In 1994, my wife and I were new parents living in Greenwich Village when I got a call that my mother, who lived in Chelsea, had just had a heart attack. I ran to nearby St. Vincent’s Hospital, arriving before the ambulance that would bring her. As I looked up 7th Avenue waiting for the flashing lights, a doctor approached and asked me if I was Carole’s son.
“Yes,” I said, “how did you know?”
“Well, you look just like her.”
Then he told me a story almost too remarkable to believe.
Years earlier he’d been a heroin addict living on the streets in the Haight-Ashbury district in San Francisco. “Your mom brought me coffee every morning and was kind to me.” Over time, she gained his trust. She took him to an NA meeting, then many more meetings, and then helped him into rehab.
I was stunned.
He went on: “12 years ago I was an addict living on the streets and your mother helped save my life. And now I’m a doctor in this hospital and I’m standing here waiting to help save hers.”
We never know our impact.
Over the course of my creative life, I’ve trafficked in broken, heroic mothers.
In “What’s Eating Gilbert Grape,” 500-pound Bonnie Grape leaves the house for the first time in years to go down to the courthouse to spring her youngest son, Arnie, from jail. She pounds on the countertop in the sheriff’s office, shouting, “Give me my son!”
In my film “Pieces of April,” after the Burns family abandons their trip to visit April in her run-down tenement apartment, her cancer-riddled mother, Joy, in a moment of defiance, climbs on the back of a stranger’s motorcycle and rides back to Manhattan where she reunites with her estranged daughter.
These two broken mothers each found their heroic moment.
My new film, “Ben Is Back,” is a love story about a mother and her recovering-addict son. I started writing with this central question: “What if the mother, Holly, was like Orpheus and was willing to descend into the Underworld to bring her great love (in this case, her son Ben) back to Earth?” So instead of having one seminal moment of heroism, she could make an endless string of determined, but often misguided, heroic attempts.
My mother, Carole Hedges, was my world until she walked out of our house when I was 7. Actually, she didn’t walk out. Alcohol walked her out. Around the time of my birth, she started to drink excessively and by the time she bolted, leaving behind four kids (ages 12, 10, 7 and 5), she was no longer herself.

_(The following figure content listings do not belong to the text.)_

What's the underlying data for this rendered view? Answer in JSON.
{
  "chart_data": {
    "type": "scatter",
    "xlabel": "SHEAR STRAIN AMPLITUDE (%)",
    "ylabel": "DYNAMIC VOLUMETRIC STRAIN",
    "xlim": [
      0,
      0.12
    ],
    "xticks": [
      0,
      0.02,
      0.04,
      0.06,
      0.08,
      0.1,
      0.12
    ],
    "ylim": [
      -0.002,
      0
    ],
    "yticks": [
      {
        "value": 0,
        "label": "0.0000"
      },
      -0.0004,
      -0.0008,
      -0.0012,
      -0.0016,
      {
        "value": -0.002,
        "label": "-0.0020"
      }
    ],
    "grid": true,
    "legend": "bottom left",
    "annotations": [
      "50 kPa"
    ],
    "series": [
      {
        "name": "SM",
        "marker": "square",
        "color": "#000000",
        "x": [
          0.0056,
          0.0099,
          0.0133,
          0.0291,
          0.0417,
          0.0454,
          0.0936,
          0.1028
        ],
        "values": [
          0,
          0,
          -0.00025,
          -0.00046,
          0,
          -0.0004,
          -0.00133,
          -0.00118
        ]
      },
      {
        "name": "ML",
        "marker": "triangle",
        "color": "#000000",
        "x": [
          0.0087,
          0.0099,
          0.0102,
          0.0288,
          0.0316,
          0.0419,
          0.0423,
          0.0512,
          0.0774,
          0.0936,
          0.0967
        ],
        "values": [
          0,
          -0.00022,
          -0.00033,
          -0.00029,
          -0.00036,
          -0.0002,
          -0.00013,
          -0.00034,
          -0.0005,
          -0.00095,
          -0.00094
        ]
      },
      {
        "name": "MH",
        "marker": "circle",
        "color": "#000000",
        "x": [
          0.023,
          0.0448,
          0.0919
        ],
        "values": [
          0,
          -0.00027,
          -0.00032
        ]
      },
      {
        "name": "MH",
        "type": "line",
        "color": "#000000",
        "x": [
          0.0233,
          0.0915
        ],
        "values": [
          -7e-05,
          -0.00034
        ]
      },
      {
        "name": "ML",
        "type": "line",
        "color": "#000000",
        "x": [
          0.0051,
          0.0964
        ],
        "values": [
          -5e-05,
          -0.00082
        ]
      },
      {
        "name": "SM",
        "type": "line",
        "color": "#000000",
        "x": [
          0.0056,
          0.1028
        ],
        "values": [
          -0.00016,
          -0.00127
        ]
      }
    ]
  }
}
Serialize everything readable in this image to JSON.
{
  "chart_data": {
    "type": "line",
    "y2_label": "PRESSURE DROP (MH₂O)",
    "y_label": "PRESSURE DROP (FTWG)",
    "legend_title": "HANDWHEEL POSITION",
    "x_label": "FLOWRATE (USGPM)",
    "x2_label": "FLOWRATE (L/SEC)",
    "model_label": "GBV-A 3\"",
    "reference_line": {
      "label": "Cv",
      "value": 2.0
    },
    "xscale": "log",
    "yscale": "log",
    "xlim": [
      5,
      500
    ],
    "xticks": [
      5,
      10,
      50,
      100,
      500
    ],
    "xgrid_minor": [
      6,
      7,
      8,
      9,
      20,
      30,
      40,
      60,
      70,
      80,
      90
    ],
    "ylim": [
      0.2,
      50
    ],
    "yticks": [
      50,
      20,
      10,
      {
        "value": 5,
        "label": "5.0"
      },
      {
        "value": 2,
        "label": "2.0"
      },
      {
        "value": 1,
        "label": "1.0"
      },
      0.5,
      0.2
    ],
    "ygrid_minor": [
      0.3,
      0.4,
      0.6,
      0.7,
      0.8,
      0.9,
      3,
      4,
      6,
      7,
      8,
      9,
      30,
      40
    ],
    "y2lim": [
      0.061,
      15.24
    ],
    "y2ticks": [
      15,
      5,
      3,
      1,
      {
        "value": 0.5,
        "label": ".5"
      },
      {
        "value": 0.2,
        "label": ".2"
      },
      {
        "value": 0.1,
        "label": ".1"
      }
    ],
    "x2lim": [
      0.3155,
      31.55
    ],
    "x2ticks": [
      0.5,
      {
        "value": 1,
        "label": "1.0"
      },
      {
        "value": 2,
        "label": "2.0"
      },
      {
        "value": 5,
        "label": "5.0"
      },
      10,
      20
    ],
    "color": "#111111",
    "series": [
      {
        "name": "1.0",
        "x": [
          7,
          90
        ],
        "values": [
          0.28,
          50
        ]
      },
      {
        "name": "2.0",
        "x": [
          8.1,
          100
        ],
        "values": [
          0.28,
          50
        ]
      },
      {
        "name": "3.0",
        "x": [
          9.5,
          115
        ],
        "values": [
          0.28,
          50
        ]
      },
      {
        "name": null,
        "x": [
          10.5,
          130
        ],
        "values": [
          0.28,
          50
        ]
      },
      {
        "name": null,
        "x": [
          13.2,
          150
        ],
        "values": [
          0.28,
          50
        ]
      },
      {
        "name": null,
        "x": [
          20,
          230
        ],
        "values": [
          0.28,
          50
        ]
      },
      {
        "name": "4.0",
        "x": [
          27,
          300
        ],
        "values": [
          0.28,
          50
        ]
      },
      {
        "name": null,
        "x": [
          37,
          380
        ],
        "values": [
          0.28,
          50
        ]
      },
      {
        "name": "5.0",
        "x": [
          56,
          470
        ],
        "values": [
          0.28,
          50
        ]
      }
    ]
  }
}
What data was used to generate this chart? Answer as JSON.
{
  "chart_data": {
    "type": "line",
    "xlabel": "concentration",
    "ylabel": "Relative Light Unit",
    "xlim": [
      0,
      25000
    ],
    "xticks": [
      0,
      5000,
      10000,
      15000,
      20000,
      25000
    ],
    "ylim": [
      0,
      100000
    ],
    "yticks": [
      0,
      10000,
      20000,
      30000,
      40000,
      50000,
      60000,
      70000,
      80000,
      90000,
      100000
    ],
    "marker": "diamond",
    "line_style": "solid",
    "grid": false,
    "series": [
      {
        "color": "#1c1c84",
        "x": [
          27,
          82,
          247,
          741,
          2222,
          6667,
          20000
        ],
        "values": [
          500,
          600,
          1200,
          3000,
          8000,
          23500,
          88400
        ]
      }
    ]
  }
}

Had my mother been sober, she would never have left her kids behind. She may have left her contentious marriage, but she would have taken us with her.
How do I know?
After two attempts at rehab, she went back for a charmed third time, and days after my 15th birthday, my mom had her last drink.
Why did it finally stick? A variety of reasons, sometimes it takes three tries. Maybe it’s because she nearly died. But I believe it’s because my heroic (20 years old at the time) sister, a non-drinker, volunteered to go through rehab with her. It was my sister’s unwillingness to give up on our mother that made the difference. My mom didn’t think she was worth much. But she certainly knew my sister was. And if my sister was willing to go through it with her, maybe she could do it.
And she did.
One day at a time for the rest of her life, my mother stayed sober and devoted herself to helping others do the same.
When I was younger, alcohol hijacked my mother’s heart and she couldn’t love us enough. For her last 22 ½ years, she loved us too much, which turns out to be my favorite kind of love.
Too much love.
It’s in that spirit that the fictional Holly Burns poured onto the page.
Everything good in my life can be traced back to my mother’s sobriety. She showed me that broken people can -- with the help of others -- turn themselves around.
So, yes, I wrote a script called “Ben Is Back” that I got to make with a bunch of remarkable artists and craftspeople. It’s an urgent attempt to deal with the heroin/opioid epidemic that is ravaging our country. The talented cast includes my favorite movie star, Julia Roberts, and my favorite actor, Lucas Hedges, who also happens to be Carole Hedges’ grandson.
I’m sorry my mother’s not alive to see the film, not only because she’d be proud of it, but because it turns out she’s the hero behind it.